MI5 are characterised here as chippy professional types (“players” in cricketing terms) as opposed to the “gentlemen” of MI6. MI5 were convinced of Philby’s guilt, seeing through his clubbable façade, but were thwarted at every turn by the Sixers, even up to the end. Whereas Five wanted to nail him and put him on trial (surely he would have hanged for seeing to the deaths of so many), Six were more inclined to offer him a deal and then let him escape, by conspicuously not watching him or his Beirut flat, even after he had confessed.

(Theory: if Elliott had handed Philby a loaded pistol, with an admonition to “do the right thing,” suspect Philby would have shot Elliott.)

How serious was all this? Thanks to Philby, the Soviets were able to round up and execute all of the non-communist anti-Nazi networks in Eastern Germany. This meant that the potential opposition to communist rule in Germany was filleted. Anti-Soviet fighters sent, Bay-of-Pigs style, into other Communist bloc countries such as Albania were immediately caught, and their friends and families rounded up and executed. The post-war history of Europe was shaped by these events, and the anti-Soviet resistance was fatally weakened. Philby passed on everything. His friendship with James Jesus Angleton of the CIA gave him access to American secrets and operational details. Angleton became so paranoid after Philby was exposed that he did untold damage to the inner culture of the CIA.

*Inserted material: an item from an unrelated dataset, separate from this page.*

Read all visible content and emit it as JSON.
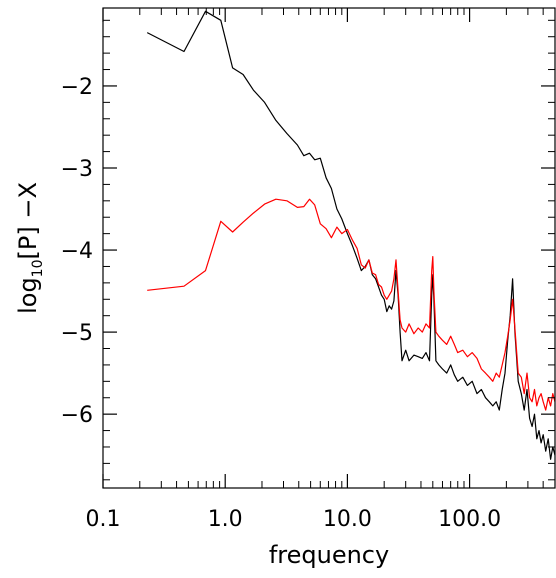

The damage done to the British establishment was also fatal. They lost their legitimacy, they lost the respect of the public, and at the end of the 60s, Murdoch moved in for the kill. Of course, they’re still there, in their hollowed-out way, the red-faced public school Oxbridge boys (mostly boys), but they’re mere hand puppets for the corporations, aren’t they? And they no longer feel that their privilege and upbringing makes them destined for public service: they’re in it for the money. It’s a fine difference, the difference between seeing yourself at the top but still part of a society and the difference between seeing yourself at the top and not connected to society.

The key message of the Philby affair should be that the British people have nothing to lose by getting rid of these people. They’re not smarter, they’re not better, they don’t deserve to be and cannot be trusted to be in charge of anything. And as to all that secrecy, it turns out that most of it was kept secret simply to avoid embarrassment. No threat to national security (which was already damaged): just red faces all round, so let’s avoid a scandal.

The book has a couple of extra goodies: an Afterword by John Le Carré, which is a lot more than just a paragraph or two – it’s a quite detailed transcription of Le Carré’s own conversations with Elliott; and a collection of fascinating photographs. There’s nothing quite like staring into the eyes of people who were involved in significant historic events. One person you don’t see pictured, however, is Konstantin Volkov, the Soviet diplomat defector who, along with his wife, was betrayed by Philby, spirited back to Moscow wrapped in bandages, and erased from history (along with his family and that of his wife).